Histoire naturelle des oiseaux d'Afrique, t. 1
LE CHAUGOUN, No. 11.
Je laisse à ce vautour le nom indien qu’il porte au Bengal, d’où je l’ai reçu. Il paroît probable que cette dénomination particulière a quelque rapport, ou avec quelqu’une de ses habitudes, ou avec ses couleurs; car à cet égard les noms populaires sont toujours plus significatifs que ceux que, la plupart du tems, les savans appliquent aux divers animaux qu’ils veulent faire connoître: aussi me permettrai-je de laisser, autant que cela se pourra, aux animaux que je décrirai, les noms qu’on leur donne dans leur pays natal, ou du moins je les indiquerai toujours quand je croirai pouvoir leur en substituer un autre qui me paroîtra leur convenir autant dans notre langue. Je suis persuadé que cette méthode ne peut que faciliter beaucoup les progrès de l’histoire naturelle; car sachant le nom que porte tel ou tel animal dans la contrée qu’il habite, il sera bien plus facile de se le procurer et d’en obtenir des détails intéressans que de le demander sous son nom scientifique et insignifiant. J’invite donc les voyageurs à nous conserver, autant que possible, les noms qu’on donne dans les pays étrangers, aux animaux qu’ils nous en rapporteront. Je me garderai bien de faire la même prière à certains savans, qui, je ne sais par quel amour-propre, mettent, au contraire, une gloire infinie à paroître ignorer ces noms dans leur propre langue, et ne veulent absolument connoître que les objets qu’on leur désigne par un mot grec ou latin. Cette manie est même poussée si loin, qu’on en a vu s’arroger avec morgue le droit de reprendre celui qui, pour se faire mieux comprendre, avoit osé employer un nom consacré par une tradition de plusieurs siècles, plutôt que de se servir d’un nom nouveau à peine connu depuis quelques années.

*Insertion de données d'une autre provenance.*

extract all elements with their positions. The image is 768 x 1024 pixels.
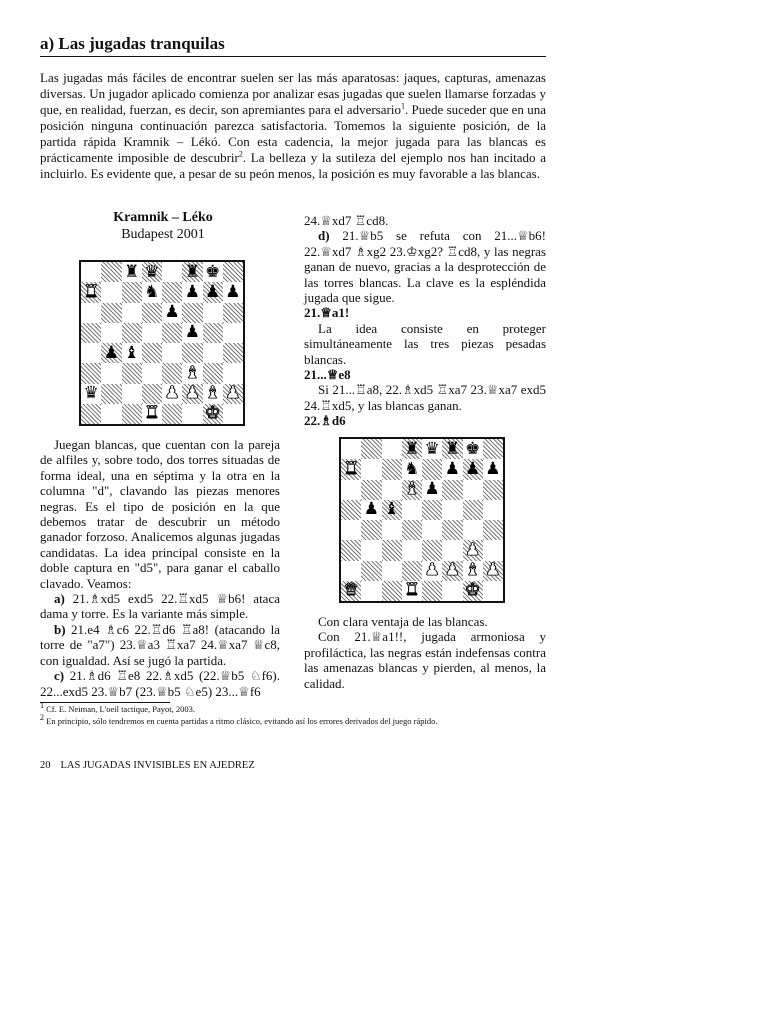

Le Chaugoun est un vautour d’une grandeur moyenne et n’est guère plus gros que celui connu sous le nom de roi des vautours. Pour en donner une idée précise, je dirai qu’il est à peu près de la taille d’un dindon femelle. Son bec est presque entièrement d’un noir de corne; la mandibule supérieure étant seulement jaunâtre dans la partie où elle se renfle. Les narines sont longues et placées en travers, elles occupent, pour ainsi dire, toute l’épaisseur de la base du bec, qui est entourée d’une peau noire. Le cou par devant est parsemé de quelques poils rares, qui laissent par-tout appercevoir la peau, qui m’a paru avoir été bleuâtre; je dis m’a paru, car on sent combien il est difficile de savoir au juste, d’après une peau sechée, de quelle couleur elle étoit du vivant de l’animal. Le jabot, assez proéminent, est couvert de fines plumes soyeuses, d’un brun-noir, qui est la teinte générale de tout le plumage de cet oiseau. Cette couleur sombre et uniforme est un peu égayée par une ligne blanche longitudinale, qui marque le milieu juste de chacune des plumes qui couvrent tout le dessous de son corps. On remarque encore une large tache blanche de chaque côté de la poitrine, sur les flancs, mais ces taches sont cachées quand l’oiseau a ses aîles dans l’état de repos. Les dedans des jambes sont couverts d’un duvet blanc qui garnit tout le dessous des plumes, et qui remonte autour du jabot. La tête et le haut du cou par derrière, sont entièrement couverts d’une espèce de poils luisans d’un blanc sale. Plus bas c’est un duvet cotonneux plus blanc, qui va se joindre à un large collier de la même couleur. La queue et les grandes pennes des aîles sont noirâtres, les moyennes sont bordées extérieurement d’un brun-roux. Les aîles ployées ne s’étendent pas au-delà de la queue, qui étoit usée vers le bout. Les ongles sont noirs et les pieds couverts d’écailles d’un gris terreux. J’ignore quelle étoit la couleur des yeux, n’ayant reçu aucune indication ni à cet égard, ni relativement aux mœurs de ce vautour. Le doigt du milieu est près du double plus long que ceux des côtés.